Temperature and pressure measurements were conducted using calibrated Pt-1000 and Pt-100 sensors strategically placed throughout the tank. Results show that the average daily boil-off rate with VCS operation is approximately 5.62%, compared to 7.35% without VCS, indicating that the VCS improves efficiency by approximately 23.54%. During steady-state evaporation, significant thermal stratification was observed in the vapor phase, while the liquid phase showed minimal stratification. Temperature sensors demonstrated potential for supplementary liquid level measurement, as they clearly detected stratification when liquid levels dropped below sensor positions.
The self-pressurization tests revealed that the lossless storage cycle durations gradually decreased before stabilizing, with four consecutive cycles lasting 16.23h, 13.18h, 10.83h, and 10.34h respectively. Liquid level and temperature sensor data indicate that during self-pressurization, the evaporation of liquid hydrogen may be suppressed. Therefore, thermal stratification in the vapor phase is likely a significant factor contributing to the increase in self-pressurization rates.

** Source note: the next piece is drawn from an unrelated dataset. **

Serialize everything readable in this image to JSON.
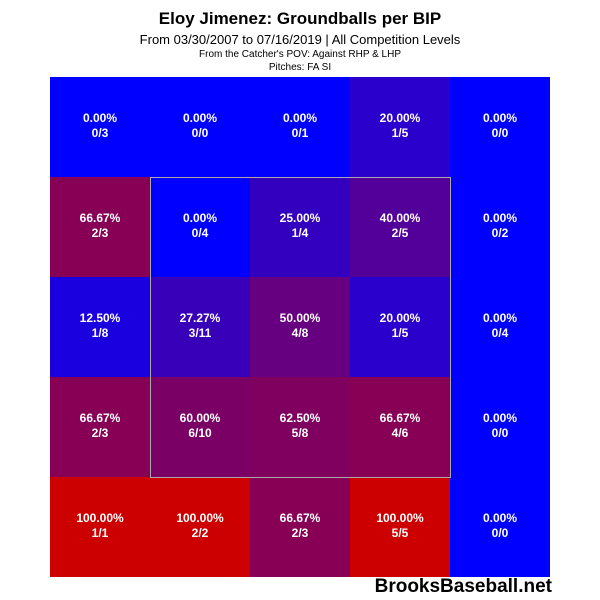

Liquid hydrogen storage's active cooling technology holds promise for addressing irreversible hydrogen evaporation and achieving true lossless storage. For lossless storage, the system employed two cryogenic refrigerators. The evaporated hydrogen gas was condensed in a cold box after passing through the vapor cooling screen, demonstrating an intermittent gravity-driven liquid hydrogen self-circulation process with a period of approximately 7.45 minutes. The pressure reduction from the rated pressure to atmospheric pressure demonstrated the successful implementation of lossless storage. This achievement provides valuable insights for long-term LH2 storage solutions by effectively minimizing evaporation while maintaining stable storage conditions.
These comprehensive findings not only provide essential experimental data for horizontal LH2 storage tanks and offer insights for optimizing pressure management strategies in vehicle applications, but also serve as valuable reference for the design of lossless storage systems intended for long-term storage applications.